How to Be Humble



What is humbleness? How to practice it? If, for example, someone comes to command (to dictate, how I should behave), how I should deal with him? What should I say to him that would be humble, but at the same time let him know that his behavior is not acceptable to me?

Thank you!


—Evelyn, Estonia


Dear Evelyn,

True humility is to be self-forgetful rather than reactive; to respond appropriately and not according to some script of what one is supposed to say or do. To be humble is not to be a doormat. To be humble is to be self-honest, seeing oneself as a vehicle for expressing truth: truth is that which is beneficial, useful, appropriate and guided by soul qualities.
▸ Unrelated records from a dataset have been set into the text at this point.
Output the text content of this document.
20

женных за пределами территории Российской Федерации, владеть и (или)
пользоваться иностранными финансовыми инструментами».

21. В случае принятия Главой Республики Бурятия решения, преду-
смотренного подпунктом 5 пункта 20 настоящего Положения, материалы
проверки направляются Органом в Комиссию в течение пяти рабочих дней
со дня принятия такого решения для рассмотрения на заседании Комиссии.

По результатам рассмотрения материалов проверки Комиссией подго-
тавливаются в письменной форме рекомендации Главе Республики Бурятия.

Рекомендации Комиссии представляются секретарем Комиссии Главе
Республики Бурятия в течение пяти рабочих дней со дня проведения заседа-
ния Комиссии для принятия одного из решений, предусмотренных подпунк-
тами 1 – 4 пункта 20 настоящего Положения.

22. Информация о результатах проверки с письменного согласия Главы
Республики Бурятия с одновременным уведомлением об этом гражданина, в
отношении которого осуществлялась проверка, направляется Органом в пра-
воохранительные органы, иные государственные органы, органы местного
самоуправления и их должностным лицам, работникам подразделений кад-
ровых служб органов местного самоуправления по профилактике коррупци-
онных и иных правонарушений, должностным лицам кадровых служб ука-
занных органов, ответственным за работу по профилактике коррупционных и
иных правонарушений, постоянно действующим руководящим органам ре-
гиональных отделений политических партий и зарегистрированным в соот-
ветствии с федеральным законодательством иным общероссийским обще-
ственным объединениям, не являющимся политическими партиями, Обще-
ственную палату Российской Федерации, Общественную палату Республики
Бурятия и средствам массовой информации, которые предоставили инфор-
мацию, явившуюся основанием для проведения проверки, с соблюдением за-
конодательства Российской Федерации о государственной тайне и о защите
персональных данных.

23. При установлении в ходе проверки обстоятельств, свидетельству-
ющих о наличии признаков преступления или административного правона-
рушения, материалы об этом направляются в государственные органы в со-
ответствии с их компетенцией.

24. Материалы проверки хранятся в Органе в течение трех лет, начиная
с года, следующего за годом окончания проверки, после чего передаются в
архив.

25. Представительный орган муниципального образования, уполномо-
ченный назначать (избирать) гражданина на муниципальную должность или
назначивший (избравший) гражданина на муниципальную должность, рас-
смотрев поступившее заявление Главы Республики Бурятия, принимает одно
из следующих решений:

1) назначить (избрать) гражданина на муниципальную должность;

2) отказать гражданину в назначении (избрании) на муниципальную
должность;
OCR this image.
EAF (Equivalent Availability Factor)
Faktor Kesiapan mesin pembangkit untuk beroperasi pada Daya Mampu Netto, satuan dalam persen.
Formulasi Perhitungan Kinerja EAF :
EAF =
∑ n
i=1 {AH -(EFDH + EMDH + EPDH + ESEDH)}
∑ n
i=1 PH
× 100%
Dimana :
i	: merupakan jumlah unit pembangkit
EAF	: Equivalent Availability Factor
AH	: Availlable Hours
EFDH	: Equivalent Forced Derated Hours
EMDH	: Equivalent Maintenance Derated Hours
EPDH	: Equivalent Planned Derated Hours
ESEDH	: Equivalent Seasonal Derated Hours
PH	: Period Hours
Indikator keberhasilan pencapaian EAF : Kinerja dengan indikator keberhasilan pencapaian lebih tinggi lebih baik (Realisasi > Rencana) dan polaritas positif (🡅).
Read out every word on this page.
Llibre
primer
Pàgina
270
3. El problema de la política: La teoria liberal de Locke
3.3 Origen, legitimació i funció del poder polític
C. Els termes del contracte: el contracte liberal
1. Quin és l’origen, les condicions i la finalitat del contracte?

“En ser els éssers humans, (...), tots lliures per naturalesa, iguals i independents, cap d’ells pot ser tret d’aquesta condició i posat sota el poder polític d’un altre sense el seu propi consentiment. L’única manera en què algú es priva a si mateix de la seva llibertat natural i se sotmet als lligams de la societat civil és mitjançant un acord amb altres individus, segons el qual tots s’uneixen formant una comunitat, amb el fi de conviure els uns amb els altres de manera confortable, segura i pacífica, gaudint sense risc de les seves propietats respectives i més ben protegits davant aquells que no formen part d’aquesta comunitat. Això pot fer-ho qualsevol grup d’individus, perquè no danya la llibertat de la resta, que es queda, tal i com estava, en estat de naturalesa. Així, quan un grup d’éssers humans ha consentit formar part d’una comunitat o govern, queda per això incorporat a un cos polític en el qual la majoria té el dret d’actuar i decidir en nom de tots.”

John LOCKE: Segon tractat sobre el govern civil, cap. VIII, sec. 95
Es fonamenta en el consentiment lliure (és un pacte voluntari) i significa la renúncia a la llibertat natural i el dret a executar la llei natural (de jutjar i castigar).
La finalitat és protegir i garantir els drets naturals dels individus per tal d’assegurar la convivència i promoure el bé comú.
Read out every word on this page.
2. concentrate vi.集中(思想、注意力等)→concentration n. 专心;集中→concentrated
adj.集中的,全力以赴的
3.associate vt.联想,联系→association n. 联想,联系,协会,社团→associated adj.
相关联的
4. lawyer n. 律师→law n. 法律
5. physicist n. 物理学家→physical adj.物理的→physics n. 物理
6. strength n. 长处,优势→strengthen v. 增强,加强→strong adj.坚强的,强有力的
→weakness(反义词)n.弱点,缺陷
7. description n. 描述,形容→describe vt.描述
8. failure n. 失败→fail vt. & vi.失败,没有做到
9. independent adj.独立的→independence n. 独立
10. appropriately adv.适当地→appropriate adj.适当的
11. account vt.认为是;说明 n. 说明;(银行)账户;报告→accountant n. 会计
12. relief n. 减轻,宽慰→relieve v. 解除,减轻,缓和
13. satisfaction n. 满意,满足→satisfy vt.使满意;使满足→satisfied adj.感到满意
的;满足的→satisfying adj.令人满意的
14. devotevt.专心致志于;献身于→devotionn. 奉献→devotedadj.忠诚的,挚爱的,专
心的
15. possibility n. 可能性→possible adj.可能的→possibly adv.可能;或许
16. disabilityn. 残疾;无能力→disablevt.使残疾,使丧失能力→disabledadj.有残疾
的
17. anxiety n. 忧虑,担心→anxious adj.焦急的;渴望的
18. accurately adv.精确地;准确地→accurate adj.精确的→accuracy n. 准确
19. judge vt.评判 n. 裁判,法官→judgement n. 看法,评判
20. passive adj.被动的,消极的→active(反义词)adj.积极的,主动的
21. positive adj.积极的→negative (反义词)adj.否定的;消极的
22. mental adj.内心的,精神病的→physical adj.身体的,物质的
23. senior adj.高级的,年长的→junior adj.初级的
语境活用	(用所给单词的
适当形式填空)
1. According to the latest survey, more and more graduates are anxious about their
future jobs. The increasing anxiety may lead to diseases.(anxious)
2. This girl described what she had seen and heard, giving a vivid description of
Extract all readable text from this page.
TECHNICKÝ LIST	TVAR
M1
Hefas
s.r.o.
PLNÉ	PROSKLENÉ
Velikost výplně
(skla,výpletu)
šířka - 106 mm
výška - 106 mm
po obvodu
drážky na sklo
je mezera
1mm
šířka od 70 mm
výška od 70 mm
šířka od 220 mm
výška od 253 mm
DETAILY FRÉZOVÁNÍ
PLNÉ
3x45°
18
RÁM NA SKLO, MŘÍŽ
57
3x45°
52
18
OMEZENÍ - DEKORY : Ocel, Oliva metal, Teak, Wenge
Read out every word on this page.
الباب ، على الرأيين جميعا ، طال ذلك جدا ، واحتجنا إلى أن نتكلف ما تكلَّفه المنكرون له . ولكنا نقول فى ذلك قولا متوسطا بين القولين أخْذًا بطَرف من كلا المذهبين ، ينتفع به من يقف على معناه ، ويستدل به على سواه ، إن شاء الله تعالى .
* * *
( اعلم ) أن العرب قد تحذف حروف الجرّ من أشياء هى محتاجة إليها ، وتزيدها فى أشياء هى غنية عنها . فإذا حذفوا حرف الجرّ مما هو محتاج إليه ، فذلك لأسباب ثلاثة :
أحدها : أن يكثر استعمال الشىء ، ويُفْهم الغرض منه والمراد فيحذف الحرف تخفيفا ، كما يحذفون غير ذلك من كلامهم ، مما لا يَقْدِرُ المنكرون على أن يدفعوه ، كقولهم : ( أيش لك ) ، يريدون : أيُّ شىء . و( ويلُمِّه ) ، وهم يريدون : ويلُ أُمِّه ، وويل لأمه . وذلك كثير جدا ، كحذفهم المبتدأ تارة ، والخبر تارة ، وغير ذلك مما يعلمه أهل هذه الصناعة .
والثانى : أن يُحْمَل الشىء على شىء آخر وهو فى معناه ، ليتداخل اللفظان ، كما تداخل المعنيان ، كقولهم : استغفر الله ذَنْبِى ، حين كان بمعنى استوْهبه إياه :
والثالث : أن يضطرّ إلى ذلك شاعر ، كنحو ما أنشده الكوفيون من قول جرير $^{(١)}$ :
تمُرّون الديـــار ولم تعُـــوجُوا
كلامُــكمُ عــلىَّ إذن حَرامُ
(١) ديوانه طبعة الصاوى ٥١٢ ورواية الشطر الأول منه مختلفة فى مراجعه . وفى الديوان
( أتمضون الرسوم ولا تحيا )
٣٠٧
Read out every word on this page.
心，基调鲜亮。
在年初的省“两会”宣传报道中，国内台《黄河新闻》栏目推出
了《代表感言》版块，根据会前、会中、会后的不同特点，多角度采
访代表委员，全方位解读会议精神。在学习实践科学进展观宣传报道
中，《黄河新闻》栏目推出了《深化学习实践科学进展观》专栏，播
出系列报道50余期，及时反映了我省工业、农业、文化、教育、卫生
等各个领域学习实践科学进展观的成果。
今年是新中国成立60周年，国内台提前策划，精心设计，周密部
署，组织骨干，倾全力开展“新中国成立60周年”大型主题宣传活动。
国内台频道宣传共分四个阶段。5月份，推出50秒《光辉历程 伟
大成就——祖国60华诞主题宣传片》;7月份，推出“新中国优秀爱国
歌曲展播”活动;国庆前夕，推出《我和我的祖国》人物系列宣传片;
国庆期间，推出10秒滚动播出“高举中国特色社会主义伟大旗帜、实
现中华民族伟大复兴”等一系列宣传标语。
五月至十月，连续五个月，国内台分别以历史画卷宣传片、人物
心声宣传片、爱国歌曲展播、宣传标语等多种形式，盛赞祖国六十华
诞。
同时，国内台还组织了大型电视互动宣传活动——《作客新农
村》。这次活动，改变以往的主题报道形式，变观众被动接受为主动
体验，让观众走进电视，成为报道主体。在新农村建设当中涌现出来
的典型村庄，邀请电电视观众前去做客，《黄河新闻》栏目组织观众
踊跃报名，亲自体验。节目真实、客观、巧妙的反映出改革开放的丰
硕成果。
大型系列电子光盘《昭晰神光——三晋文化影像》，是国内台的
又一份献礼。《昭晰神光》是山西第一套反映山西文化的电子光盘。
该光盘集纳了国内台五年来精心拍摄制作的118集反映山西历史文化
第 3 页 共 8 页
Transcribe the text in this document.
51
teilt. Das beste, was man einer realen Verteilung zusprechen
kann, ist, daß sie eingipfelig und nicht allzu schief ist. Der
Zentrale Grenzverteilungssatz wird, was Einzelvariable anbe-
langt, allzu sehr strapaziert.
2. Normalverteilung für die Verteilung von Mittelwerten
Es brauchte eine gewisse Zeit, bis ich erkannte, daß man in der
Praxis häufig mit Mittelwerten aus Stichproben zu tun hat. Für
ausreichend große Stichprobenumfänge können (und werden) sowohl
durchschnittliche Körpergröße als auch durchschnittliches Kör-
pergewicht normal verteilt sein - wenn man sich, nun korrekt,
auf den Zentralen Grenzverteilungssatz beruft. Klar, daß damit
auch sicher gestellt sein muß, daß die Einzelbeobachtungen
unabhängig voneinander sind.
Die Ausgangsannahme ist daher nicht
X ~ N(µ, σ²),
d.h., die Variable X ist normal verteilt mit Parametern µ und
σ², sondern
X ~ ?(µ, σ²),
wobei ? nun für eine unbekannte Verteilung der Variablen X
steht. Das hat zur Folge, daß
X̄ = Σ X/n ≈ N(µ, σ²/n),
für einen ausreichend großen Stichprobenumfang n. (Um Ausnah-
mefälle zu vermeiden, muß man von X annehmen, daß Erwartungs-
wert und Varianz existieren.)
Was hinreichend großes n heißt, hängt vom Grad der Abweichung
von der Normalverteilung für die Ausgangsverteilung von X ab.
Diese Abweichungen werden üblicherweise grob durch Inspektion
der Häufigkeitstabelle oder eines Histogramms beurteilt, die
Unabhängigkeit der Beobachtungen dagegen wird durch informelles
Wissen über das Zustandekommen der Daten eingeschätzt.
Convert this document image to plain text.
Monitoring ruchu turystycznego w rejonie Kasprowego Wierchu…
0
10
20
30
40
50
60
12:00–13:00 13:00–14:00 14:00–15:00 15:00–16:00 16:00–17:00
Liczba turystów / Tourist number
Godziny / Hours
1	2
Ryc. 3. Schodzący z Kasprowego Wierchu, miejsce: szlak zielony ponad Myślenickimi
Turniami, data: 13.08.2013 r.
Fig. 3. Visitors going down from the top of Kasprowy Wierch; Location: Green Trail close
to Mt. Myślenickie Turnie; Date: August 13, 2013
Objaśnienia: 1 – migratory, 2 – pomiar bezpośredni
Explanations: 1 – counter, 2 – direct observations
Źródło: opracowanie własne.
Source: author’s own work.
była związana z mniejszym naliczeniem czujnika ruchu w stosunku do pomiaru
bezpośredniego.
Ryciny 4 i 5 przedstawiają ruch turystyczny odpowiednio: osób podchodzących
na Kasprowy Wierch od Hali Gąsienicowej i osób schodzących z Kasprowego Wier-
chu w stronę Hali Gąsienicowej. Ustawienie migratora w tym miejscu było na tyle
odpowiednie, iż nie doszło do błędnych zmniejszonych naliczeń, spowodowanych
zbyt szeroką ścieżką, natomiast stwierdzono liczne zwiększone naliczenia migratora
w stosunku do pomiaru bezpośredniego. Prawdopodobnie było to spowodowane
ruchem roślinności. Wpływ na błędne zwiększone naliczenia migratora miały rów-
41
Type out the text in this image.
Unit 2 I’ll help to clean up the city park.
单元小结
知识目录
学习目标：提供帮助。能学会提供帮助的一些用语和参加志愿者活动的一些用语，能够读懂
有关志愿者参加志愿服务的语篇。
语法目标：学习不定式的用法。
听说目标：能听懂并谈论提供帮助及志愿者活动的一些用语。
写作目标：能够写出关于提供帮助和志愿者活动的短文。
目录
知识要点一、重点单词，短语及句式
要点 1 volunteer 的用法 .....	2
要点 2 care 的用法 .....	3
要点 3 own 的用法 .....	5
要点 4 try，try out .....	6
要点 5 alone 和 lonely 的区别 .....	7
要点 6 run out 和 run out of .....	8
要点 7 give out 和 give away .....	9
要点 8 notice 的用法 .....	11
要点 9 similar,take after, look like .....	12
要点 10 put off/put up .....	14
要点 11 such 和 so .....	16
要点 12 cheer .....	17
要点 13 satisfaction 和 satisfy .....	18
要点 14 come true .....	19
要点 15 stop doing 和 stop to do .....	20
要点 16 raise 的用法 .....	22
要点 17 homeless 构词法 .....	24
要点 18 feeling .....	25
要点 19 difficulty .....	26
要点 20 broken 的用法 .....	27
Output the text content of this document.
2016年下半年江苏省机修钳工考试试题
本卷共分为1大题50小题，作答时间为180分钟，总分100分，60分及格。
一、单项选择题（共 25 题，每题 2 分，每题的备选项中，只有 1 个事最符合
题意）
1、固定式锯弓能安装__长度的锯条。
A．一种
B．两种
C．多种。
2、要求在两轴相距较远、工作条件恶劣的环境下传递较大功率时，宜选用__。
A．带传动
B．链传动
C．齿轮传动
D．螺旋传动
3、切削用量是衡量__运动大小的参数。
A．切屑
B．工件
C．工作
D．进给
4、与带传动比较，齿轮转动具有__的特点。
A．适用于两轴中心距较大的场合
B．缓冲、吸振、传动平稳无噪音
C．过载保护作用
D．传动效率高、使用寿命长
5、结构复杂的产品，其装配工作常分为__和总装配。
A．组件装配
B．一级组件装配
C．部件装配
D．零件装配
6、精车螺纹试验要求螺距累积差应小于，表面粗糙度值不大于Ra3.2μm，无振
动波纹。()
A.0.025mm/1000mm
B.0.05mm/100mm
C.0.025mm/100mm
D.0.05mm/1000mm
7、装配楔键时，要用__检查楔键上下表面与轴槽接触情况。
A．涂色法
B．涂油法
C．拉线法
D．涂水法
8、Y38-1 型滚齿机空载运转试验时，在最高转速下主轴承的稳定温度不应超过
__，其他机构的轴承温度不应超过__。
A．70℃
When, therefore, another person criticizes you or demands that you do their bidding or behave according to their demands, the first response is to be calm; even silent. Circumstances vary greatly, of course. At home, you might be able to calmly walk away and say nothing for the time being. But, at work, it may be appropriate to respond verbally. To criticism, you might say simply, “Maybe you are right. I’ll have to think about it. Thank you, I’m sure you want only to help me.” You should, of course, reflect on whether there’s any truth to the criticism and whether you can improve your attitude or behavior but you don’t necessarily have to confess or admit fault to that person.

Other times, there is more at stake. You can, for example, calmly state that you disagree and suggest that perhaps there is a better time to discuss it. Or call in another person who might be helpful to work out your differences. Being truthful includes your stating your views also. The difference is whether you are being defensive; or return accusations against the other person as a response to their accusations against you. Or, holding a grudge; wanting to get even next time around.

Humility means also being impartial even as it regards your own opinions, desires, and self-image. It means being willing to introspect; to make changes; to accept that you have lessons and tests and improvements to make upon yourself. This doesn’t mean you have to discuss or admit such things to a person who only wants to discredit or hurt you. Humility is self-honesty in your relationship to God and your higher Self. If there is a wise and impartial person who only wants what is best for you, that is a great blessing to have their counsel. The inner counsel of a God-realized soul, a true saint or avatar in prayer and meditation, is also a wonderful relationship to have.

Few people have your best interests in mind. Most are thinking of themselves and their own opinions and convenience. Thus humility means keeping a certain distance, mentally and emotionally, from others knowing that each person has a unique path to maturity and Self-realization and that you, too, must find your way to truth, unconditional love, and right action. Thus a life of prayer and meditation is the foundation for true humility. “I am Thy child. Teach me. Discipline me. Guide me to love You as You love me.”